Lieblingskind der Bertelsmann-Bildungspolitik: Studiengebühren
Gegründet wurde das CHE 1994 von der Bertelsmann Stiftung, die das Zentrum überwiegend finanziert, und der Hochschulrektorenkonferenz (HRK). Das Lieblingskind der Bertelsmann-Bildungspolitik waren die Studiengebühren: Das CHE publizierte eine selbst lancierte Umfrage, wonach sogar die Studenten selber angeblich gerne für ihre Bildung zahlen würden, Titel: Studierende mehrheitlich für Studiengebühren. (vgl. Durchsetzung von Controlling und Ranking auf allen Ebenen).

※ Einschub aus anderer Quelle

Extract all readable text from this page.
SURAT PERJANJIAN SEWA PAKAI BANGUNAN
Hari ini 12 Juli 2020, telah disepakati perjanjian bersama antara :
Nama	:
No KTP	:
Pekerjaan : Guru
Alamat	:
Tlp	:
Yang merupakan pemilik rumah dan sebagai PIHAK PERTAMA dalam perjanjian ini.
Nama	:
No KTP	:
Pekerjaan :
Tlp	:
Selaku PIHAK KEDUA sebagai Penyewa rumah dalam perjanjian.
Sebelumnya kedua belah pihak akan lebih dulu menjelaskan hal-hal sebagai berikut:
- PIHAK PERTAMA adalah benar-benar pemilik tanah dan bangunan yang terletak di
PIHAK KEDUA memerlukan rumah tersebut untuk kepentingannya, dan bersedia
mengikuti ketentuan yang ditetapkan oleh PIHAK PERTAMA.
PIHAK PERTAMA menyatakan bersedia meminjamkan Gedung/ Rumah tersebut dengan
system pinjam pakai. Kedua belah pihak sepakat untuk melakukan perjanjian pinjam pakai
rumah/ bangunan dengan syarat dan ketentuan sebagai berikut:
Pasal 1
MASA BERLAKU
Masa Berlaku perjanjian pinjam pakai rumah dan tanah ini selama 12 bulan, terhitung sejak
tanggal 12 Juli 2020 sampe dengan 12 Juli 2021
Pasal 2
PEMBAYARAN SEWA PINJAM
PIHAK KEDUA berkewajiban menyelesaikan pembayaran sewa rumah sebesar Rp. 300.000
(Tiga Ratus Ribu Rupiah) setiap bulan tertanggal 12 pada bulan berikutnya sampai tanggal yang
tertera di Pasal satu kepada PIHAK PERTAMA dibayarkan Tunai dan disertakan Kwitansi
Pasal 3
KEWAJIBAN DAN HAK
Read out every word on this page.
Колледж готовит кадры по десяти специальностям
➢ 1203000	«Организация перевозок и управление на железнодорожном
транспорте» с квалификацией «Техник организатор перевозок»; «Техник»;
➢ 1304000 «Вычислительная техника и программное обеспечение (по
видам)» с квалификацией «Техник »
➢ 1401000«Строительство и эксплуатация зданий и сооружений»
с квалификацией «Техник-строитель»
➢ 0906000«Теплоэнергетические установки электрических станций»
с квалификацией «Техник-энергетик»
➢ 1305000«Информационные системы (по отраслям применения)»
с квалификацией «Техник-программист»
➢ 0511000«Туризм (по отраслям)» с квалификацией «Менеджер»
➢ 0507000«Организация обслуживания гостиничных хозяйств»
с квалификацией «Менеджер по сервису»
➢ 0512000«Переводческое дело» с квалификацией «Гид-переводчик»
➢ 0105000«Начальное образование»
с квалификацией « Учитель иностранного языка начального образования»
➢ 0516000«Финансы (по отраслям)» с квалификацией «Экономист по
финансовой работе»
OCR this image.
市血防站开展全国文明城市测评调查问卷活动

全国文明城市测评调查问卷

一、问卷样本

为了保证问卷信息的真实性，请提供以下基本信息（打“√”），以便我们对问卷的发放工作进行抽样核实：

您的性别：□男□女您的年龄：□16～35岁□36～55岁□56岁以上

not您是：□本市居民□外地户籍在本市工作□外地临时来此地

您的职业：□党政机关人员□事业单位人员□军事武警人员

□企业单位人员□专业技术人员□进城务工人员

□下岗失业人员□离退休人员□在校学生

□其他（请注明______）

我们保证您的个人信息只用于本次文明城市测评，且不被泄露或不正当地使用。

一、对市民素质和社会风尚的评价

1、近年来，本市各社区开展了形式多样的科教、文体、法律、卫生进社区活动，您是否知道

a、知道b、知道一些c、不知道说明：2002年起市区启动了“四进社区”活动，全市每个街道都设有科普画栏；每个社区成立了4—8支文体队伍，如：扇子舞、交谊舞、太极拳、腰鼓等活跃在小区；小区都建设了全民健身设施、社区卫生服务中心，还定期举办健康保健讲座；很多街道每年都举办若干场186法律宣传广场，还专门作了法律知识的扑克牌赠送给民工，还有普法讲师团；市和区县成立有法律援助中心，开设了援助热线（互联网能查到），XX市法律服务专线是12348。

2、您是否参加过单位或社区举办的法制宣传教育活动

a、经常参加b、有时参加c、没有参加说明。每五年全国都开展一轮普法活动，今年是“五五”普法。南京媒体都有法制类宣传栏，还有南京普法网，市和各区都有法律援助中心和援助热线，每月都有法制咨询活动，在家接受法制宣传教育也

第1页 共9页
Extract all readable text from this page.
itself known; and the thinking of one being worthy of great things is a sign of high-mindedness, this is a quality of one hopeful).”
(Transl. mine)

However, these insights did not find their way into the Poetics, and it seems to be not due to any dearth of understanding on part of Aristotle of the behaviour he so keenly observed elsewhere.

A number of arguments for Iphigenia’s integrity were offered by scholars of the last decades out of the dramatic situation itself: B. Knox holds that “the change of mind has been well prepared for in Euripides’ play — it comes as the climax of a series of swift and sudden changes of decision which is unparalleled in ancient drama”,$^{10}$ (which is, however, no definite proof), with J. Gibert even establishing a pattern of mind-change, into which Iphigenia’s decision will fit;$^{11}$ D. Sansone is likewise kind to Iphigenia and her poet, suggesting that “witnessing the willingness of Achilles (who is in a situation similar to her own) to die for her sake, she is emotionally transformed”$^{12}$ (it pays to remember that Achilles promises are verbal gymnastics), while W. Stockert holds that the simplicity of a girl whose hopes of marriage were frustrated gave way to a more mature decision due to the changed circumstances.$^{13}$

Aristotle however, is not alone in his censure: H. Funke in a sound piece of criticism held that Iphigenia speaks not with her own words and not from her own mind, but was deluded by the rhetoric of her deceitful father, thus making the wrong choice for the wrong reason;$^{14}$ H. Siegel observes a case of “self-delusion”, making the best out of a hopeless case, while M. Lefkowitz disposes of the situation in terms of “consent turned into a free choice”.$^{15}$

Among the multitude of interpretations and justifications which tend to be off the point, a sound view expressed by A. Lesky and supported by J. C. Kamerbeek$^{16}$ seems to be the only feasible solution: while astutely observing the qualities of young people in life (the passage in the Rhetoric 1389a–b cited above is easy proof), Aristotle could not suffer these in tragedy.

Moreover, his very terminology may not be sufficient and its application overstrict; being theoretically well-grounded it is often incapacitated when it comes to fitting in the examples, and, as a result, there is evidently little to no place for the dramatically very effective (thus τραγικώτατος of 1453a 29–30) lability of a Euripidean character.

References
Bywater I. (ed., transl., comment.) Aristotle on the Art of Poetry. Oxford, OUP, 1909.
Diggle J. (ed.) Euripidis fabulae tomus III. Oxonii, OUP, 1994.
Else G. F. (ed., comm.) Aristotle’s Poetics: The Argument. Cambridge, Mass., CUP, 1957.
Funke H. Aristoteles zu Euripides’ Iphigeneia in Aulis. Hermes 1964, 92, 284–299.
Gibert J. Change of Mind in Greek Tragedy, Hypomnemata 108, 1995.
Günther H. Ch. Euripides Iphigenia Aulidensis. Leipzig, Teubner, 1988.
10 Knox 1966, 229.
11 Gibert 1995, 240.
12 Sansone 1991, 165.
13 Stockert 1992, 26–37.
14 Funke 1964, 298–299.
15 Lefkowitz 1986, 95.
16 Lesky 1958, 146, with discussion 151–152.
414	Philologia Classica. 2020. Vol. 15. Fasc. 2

Nur hatte die Befragung ihnen lediglich verschiedene Gebührenmodelle vorgelegt, ohne die Alternative des freien Studiums zu erwähnen. Medienberichte über Studentenproteste waren oft abwiegelnd, zynisch oder sogar von hämischer Siegerpose geprägt. Die Hochschul-Zeitschrift UniSpiegel, die ebenfalls zum Machtbereich von Bertelsmann gehört, versuchte z.B. während der Proteste gegen Studiengebühren 2006 weniger etwas von den Interviewten zu erfahren, als vielmehr die Studentenvertreter zum Aufgeben zu überreden - UniSpiegel fragte (in seiner Printausgabe):
...glauben Sie wirklich, dass allgemeine Studiengebühren noch verhindert werden können? (...) Und dennoch werden die meisten deutschen Studenten schon bald zahlen müssen. Wofür kämpfen Sie noch? (...) Zu den Protestaktionen sind nicht besonders viele Studenten gekommen. (...)
UniSpiegel
Dann präsentierte der UniSpiegel nicht ohne sarkastischen Unterton sieben Seiten mit Werbung für diverse Studienkredite.
Doch solche platten Manipulationsversuche hielten damals nicht lange und die Gebühren wurden mit einem Sturm studentischer Proteste niedergekämpft - heute sind sie kein Thema mehr. Die Bologna-"Reformen", die zu großen Teilen auch auf dem neoliberalen Mist aus Gütersloh gewachsen und vom CHE gepusht worden waren, blieben jedoch.
Die Hektik der komprimierten Bachelor-Studiengänge ist heute geprägt durch die Jagd nach ECTS-Leistungspunkten, die entmündigende Modularisierung des Lernstoffs gemäß Industrievorgaben.
Controlling, Rankings und Ratings: hier zeigt sich die neoliberale Politik einer Effizienzkontrolle in allen Gesellschaftsbereichen, die mittlerweile mit dem Namen Bertelsmann verbunden ist. All das trägt vermutlich dazu bei, dass Studierende in vielen Sozialstudien als eher unpolitisch gelten.